Ну наконец-то. Гордон, Слаповский, дядя из «Литературной газеты» и фотограф крупного издательского дома объяснили Муратовой, как надо снимать кино. Во-первых и, это главное, нужен свет в конце. Свет, выход, надежда. Что-нибудь, чтоб зритель не повесился после просмотра. Во-вторых, нельзя «насиловать зрительское время» и делать фильмы на 2, 5 часа. Понятно же все с первых минут. В-третьих, должна быть позиция автора, чтоб было ясно, кто хороший, кто плохой, как дошли до жизни такой и вообще, че делать? И почему все монстры? а где хорошие, добрые люди?
Притом, что весь ужас как раз и заключается в том, что в фильме нет монстров. Его населяют обычные, приличные люди, не убийцы, не педофилы, не изверги - и вот у этих-то хороших людей под носом замерзает ребенок. Все хорошие, и никто не виноват. Трагедия в обыденности, в системности, в том, что никто не способен остановить это крутящееся колесо, совершить поступок вместо ритуального действия.
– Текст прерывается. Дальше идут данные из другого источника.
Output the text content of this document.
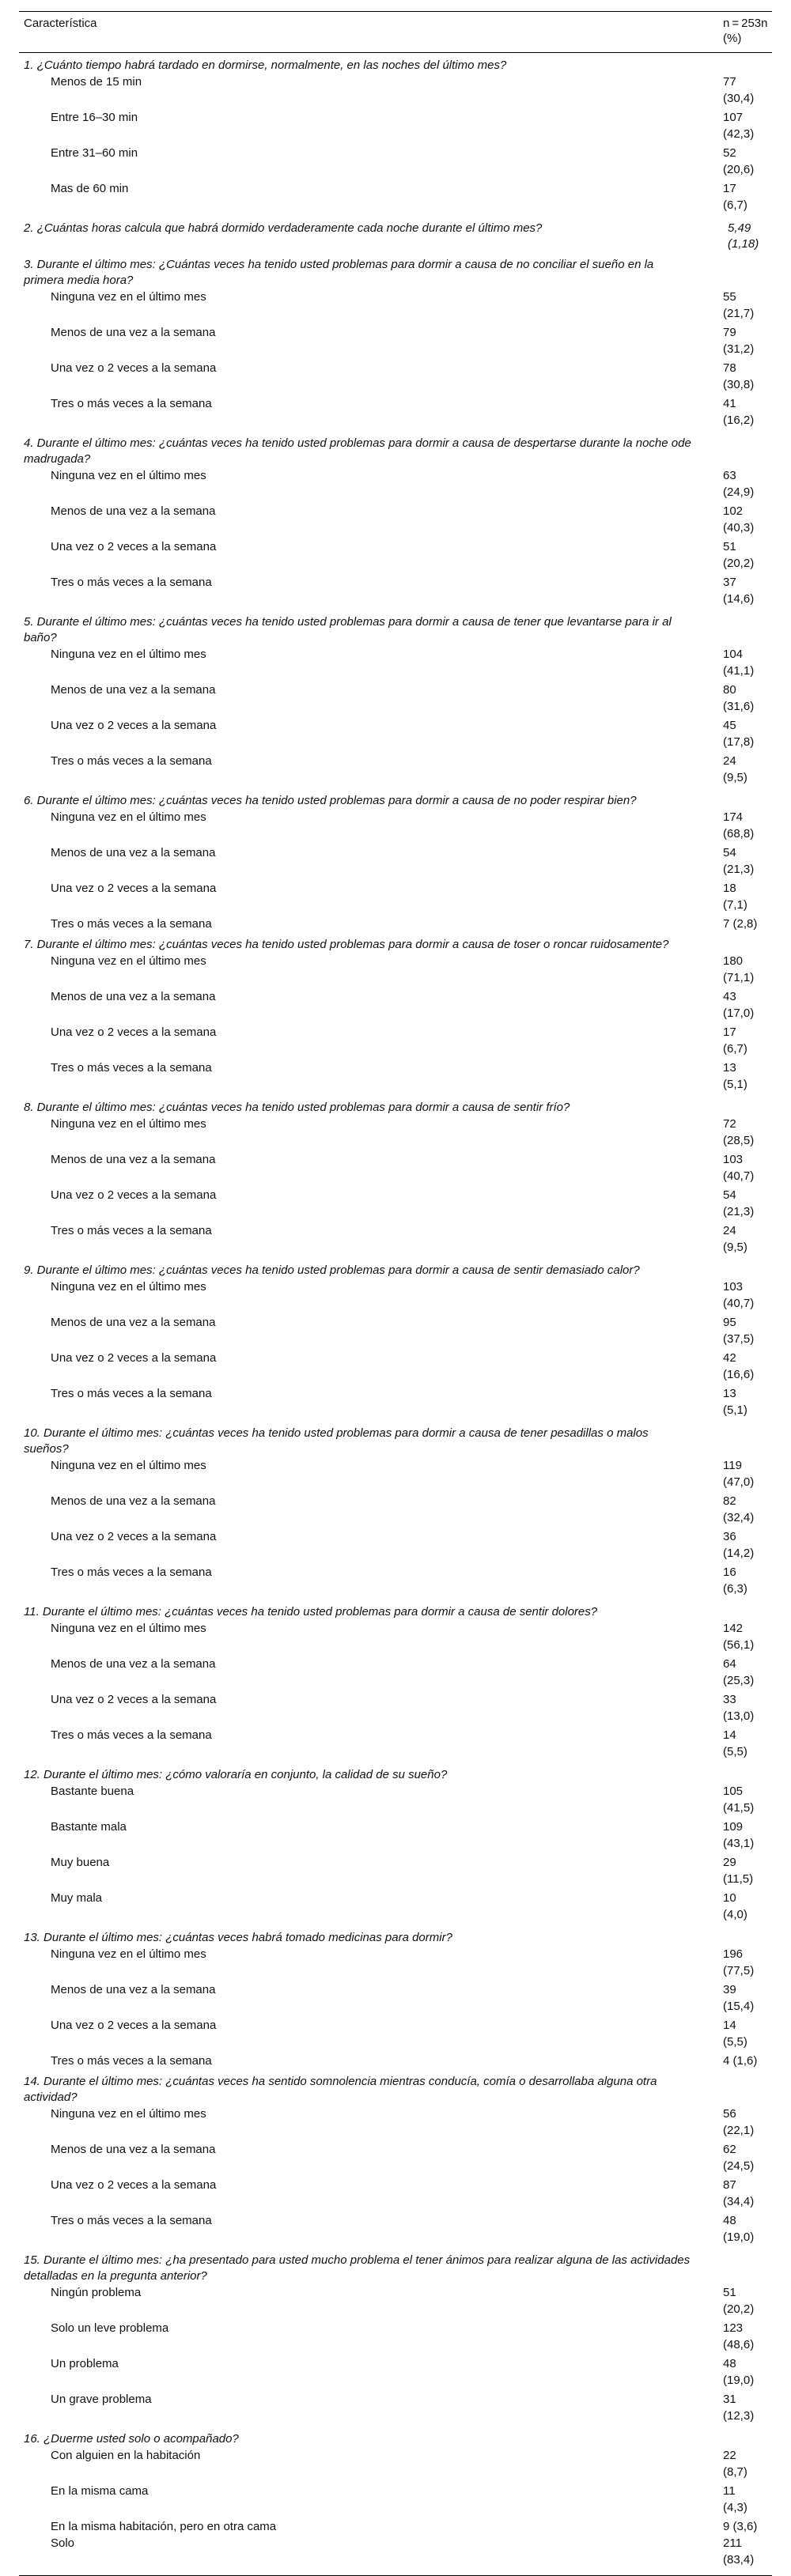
Característica	n = 253n
(%)

1. ¿Cuánto tiempo habrá tardado en dormirse, normalmente, en las noches del último mes?	
Menos de 15 min	77
(30,4)
Entre 16–30 min	107
(42,3)
Entre 31–60 min	52
(20,6)
Mas de 60 min	17
(6,7)
2. ¿Cuántas horas calcula que habrá dormido verdaderamente cada noche durante el último mes?	5,49
(1,18)
3. Durante el último mes: ¿Cuántas veces ha tenido usted problemas para dormir a causa de no conciliar el sueño en la primera media hora?	
Ninguna vez en el último mes	55
(21,7)
Menos de una vez a la semana	79
(31,2)
Una vez o 2 veces a la semana	78
(30,8)
Tres o más veces a la semana	41
(16,2)
4. Durante el último mes: ¿cuántas veces ha tenido usted problemas para dormir a causa de despertarse durante la noche ode madrugada?	
Ninguna vez en el último mes	63
(24,9)
Menos de una vez a la semana	102
(40,3)
Una vez o 2 veces a la semana	51
(20,2)
Tres o más veces a la semana	37
(14,6)
5. Durante el último mes: ¿cuántas veces ha tenido usted problemas para dormir a causa de tener que levantarse para ir al baño?	
Ninguna vez en el último mes	104
(41,1)
Menos de una vez a la semana	80
(31,6)
Una vez o 2 veces a la semana	45
(17,8)
Tres o más veces a la semana	24
(9,5)
6. Durante el último mes: ¿cuántas veces ha tenido usted problemas para dormir a causa de no poder respirar bien?	
Ninguna vez en el último mes	174
(68,8)
Menos de una vez a la semana	54
(21,3)
Una vez o 2 veces a la semana	18
(7,1)
Tres o más veces a la semana	7 (2,8)
7. Durante el último mes: ¿cuántas veces ha tenido usted problemas para dormir a causa de toser o roncar ruidosamente?	
Ninguna vez en el último mes	180
(71,1)
Menos de una vez a la semana	43
(17,0)
Una vez o 2 veces a la semana	17
(6,7)
Tres o más veces a la semana	13
(5,1)
8. Durante el último mes: ¿cuántas veces ha tenido usted problemas para dormir a causa de sentir frío?	
Ninguna vez en el último mes	72
(28,5)
Menos de una vez a la semana	103
(40,7)
Una vez o 2 veces a la semana	54
(21,3)
Tres o más veces a la semana	24
(9,5)
9. Durante el último mes: ¿cuántas veces ha tenido usted problemas para dormir a causa de sentir demasiado calor?	
Ninguna vez en el último mes	103
(40,7)
Menos de una vez a la semana	95
(37,5)
Una vez o 2 veces a la semana	42
(16,6)
Tres o más veces a la semana	13
(5,1)
10. Durante el último mes: ¿cuántas veces ha tenido usted problemas para dormir a causa de tener pesadillas o malos sueños?	
Ninguna vez en el último mes	119
(47,0)
Menos de una vez a la semana	82
(32,4)
Una vez o 2 veces a la semana	36
(14,2)
Tres o más veces a la semana	16
(6,3)
11. Durante el último mes: ¿cuántas veces ha tenido usted problemas para dormir a causa de sentir dolores?	
Ninguna vez en el último mes	142
(56,1)
Menos de una vez a la semana	64
(25,3)
Una vez o 2 veces a la semana	33
(13,0)
Tres o más veces a la semana	14
(5,5)
12. Durante el último mes: ¿cómo valoraría en conjunto, la calidad de su sueño?	
Bastante buena	105
(41,5)
Bastante mala	109
(43,1)
Muy buena	29
(11,5)
Muy mala	10
(4,0)
13. Durante el último mes: ¿cuántas veces habrá tomado medicinas para dormir?	
Ninguna vez en el último mes	196
(77,5)
Menos de una vez a la semana	39
(15,4)
Una vez o 2 veces a la semana	14
(5,5)
Tres o más veces a la semana	4 (1,6)
14. Durante el último mes: ¿cuántas veces ha sentido somnolencia mientras conducía, comía o desarrollaba alguna otra actividad?	
Ninguna vez en el último mes	56
(22,1)
Menos de una vez a la semana	62
(24,5)
Una vez o 2 veces a la semana	87
(34,4)
Tres o más veces a la semana	48
(19,0)
15. Durante el último mes: ¿ha presentado para usted mucho problema el tener ánimos para realizar alguna de las actividades detalladas en la pregunta anterior?	
Ningún problema	51
(20,2)
Solo un leve problema	123
(48,6)
Un problema	48
(19,0)
Un grave problema	31
(12,3)
16. ¿Duerme usted solo o acompañado?	
Con alguien en la habitación	22
(8,7)
En la misma cama	11
(4,3)
En la misma habitación, pero en otra cama	9 (3,6)
Solo	211
(83,4)
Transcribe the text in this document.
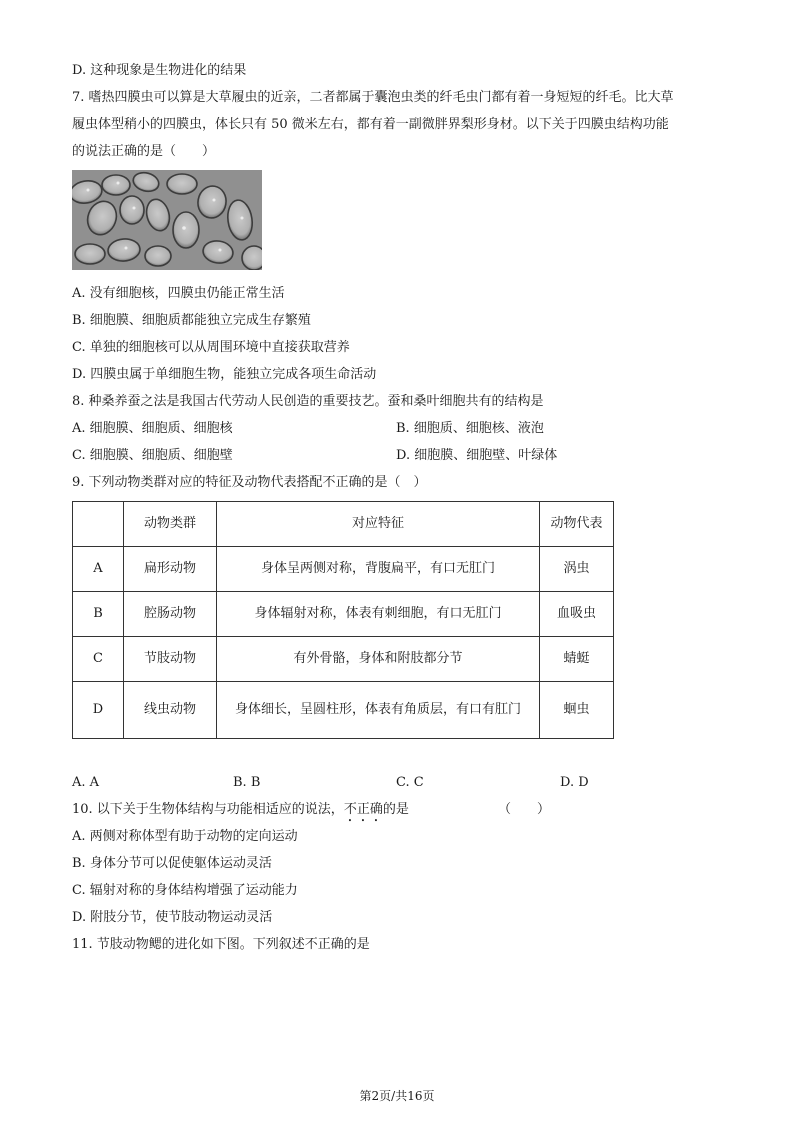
D. 这种现象是生物进化的结果
7. 嗜热四膜虫可以算是大草履虫的近亲，二者都属于囊泡虫类的纤毛虫门都有着一身短短的纤毛。比大草
履虫体型稍小的四膜虫，体长只有 50 微米左右，都有着一副微胖界梨形身材。以下关于四膜虫结构功能
的说法正确的是（　　）
A. 没有细胞核，四膜虫仍能正常生活
B. 细胞膜、细胞质都能独立完成生存繁殖
C. 单独的细胞核可以从周围环境中直接获取营养
D. 四膜虫属于单细胞生物，能独立完成各项生命活动
8. 种桑养蚕之法是我国古代劳动人民创造的重要技艺。蚕和桑叶细胞共有的结构是
A. 细胞膜、细胞质、细胞核	B. 细胞质、细胞核、液泡
C. 细胞膜、细胞质、细胞壁	D. 细胞膜、细胞壁、叶绿体
9. 下列动物类群对应的特征及动物代表搭配不正确的是（　）
	动物类群	对应特征	动物代表
A	扁形动物	身体呈两侧对称，背腹扁平，有口无肛门	涡虫
B	腔肠动物	身体辐射对称，体表有刺细胞，有口无肛门	血吸虫
C	节肢动物	有外骨骼，身体和附肢都分节	蜻蜓
D	线虫动物	身体细长，呈圆柱形，体表有角质层，有口有肛门	蛔虫
A. A	B. B	C. C	D. D
10. 以下关于生物体结构与功能相适应的说法，不正确的是	（　　）
A. 两侧对称体型有助于动物的定向运动
B. 身体分节可以促使躯体运动灵活
C. 辐射对称的身体结构增强了运动能力
D. 附肢分节，使节肢动物运动灵活
11. 节肢动物鳃的进化如下图。下列叙述不正确的是
第2页/共16页
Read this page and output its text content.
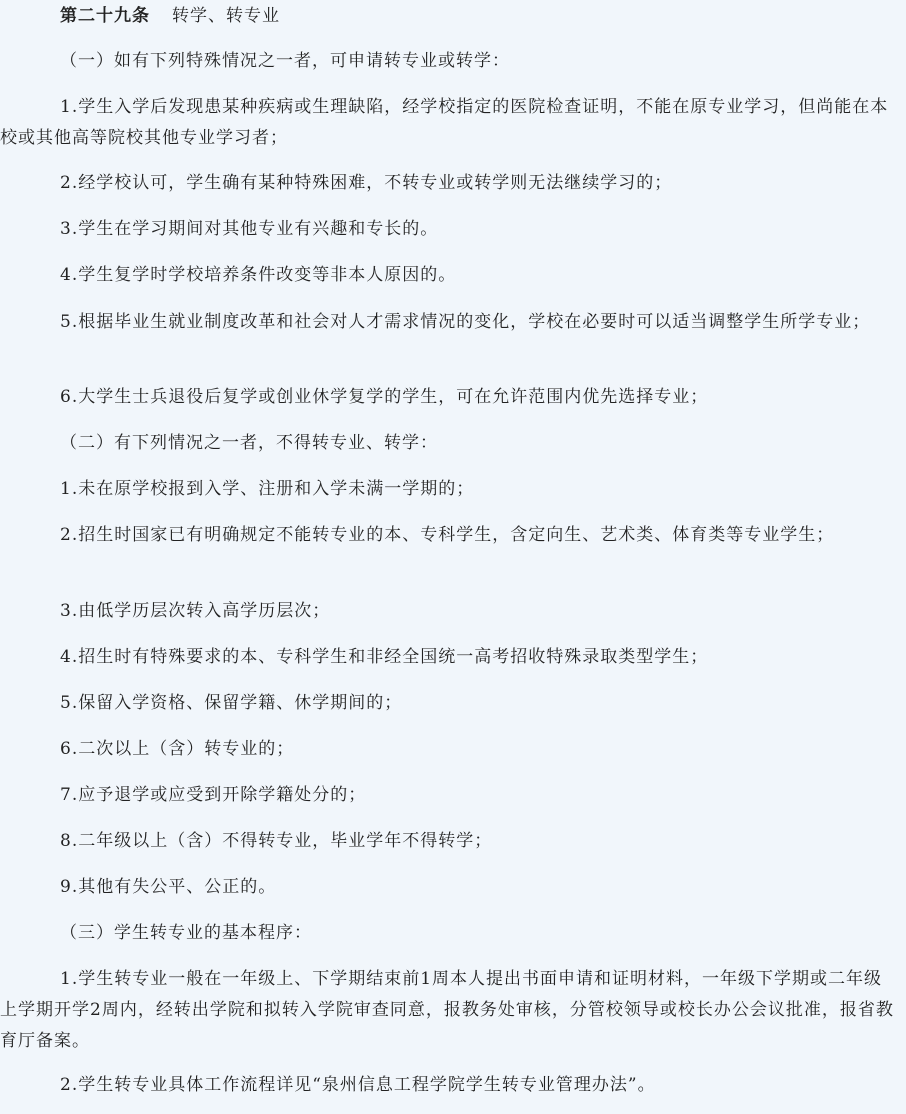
第二十九条 转学、转专业

（一）如有下列特殊情况之一者，可申请转专业或转学：

1.学生入学后发现患某种疾病或生理缺陷，经学校指定的医院检查证明，不能在原专业学习，但尚能在本校或其他高等院校其他专业学习者；

2.经学校认可，学生确有某种特殊困难，不转专业或转学则无法继续学习的；

3.学生在学习期间对其他专业有兴趣和专长的。

4.学生复学时学校培养条件改变等非本人原因的。

5.根据毕业生就业制度改革和社会对人才需求情况的变化，学校在必要时可以适当调整学生所学专业；

6.大学生士兵退役后复学或创业休学复学的学生，可在允许范围内优先选择专业；

（二）有下列情况之一者，不得转专业、转学：

1.未在原学校报到入学、注册和入学未满一学期的；

2.招生时国家已有明确规定不能转专业的本、专科学生，含定向生、艺术类、体育类等专业学生；

3.由低学历层次转入高学历层次；

4.招生时有特殊要求的本、专科学生和非经全国统一高考招收特殊录取类型学生；

5.保留入学资格、保留学籍、休学期间的；

6.二次以上（含）转专业的；

7.应予退学或应受到开除学籍处分的；

8.二年级以上（含）不得转专业，毕业学年不得转学；

9.其他有失公平、公正的。

（三）学生转专业的基本程序：

1.学生转专业一般在一年级上、下学期结束前1周本人提出书面申请和证明材料，一年级下学期或二年级上学期开学2周内，经转出学院和拟转入学院审查同意，报教务处审核，分管校领导或校长办公会议批准，报省教育厅备案。

2.学生转专业具体工作流程详见“泉州信息工程学院学生转专业管理办法”。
Грубо говоря, просто и незатейливо накормить двух конкретных детей.
«А где в фильме Бог? - спрашивают они честную атеистку Муратову. - Вот у Достоевского был Бог».
В сотый раз - про мизантропию. Слушала и вспоминала ее «Чувствительного милиционера», сцену, где муж с женой вскакивают с постели, идут на кухню, жрут макароны со сковородки. Голые и нелепые - в своем утлом, неказистом, однокомнатном раю. Первозданные, не отполированные цивилизацией, еще чистые. Это, что ли, теперь у человеколюбов из Литгазеты называется мизантропией?
А финал. Сколько фильмов я видела, где финал убивал всё. У Муратовой финалы всегда сильные, я помню и семь апельсинов, и белеет парус одинокий, и камень, брошенный в зеркало, и красную ленту, через которую перебегает девочка. Но в «Мелодии для шарманки» финал гениальный, их там даже два. Замерзший мальчик Богданов уже в полубезумном состоянии забредает на чердак, устраивается на железной кровати-могиле. Решетка изголовья становится оградой, шарики, выкрикивающие «С любовью!» - венками, пакет, которым он укрывается, - саваном. И тогда наступает второй финал, с рабочими, волхвами, после которого долго ничего не хочется говорить, а хочется зарыться в одеяла и никого не слышать.
В телевизоре в полчетвертого ночи интеллектуалы всё искали катарсис.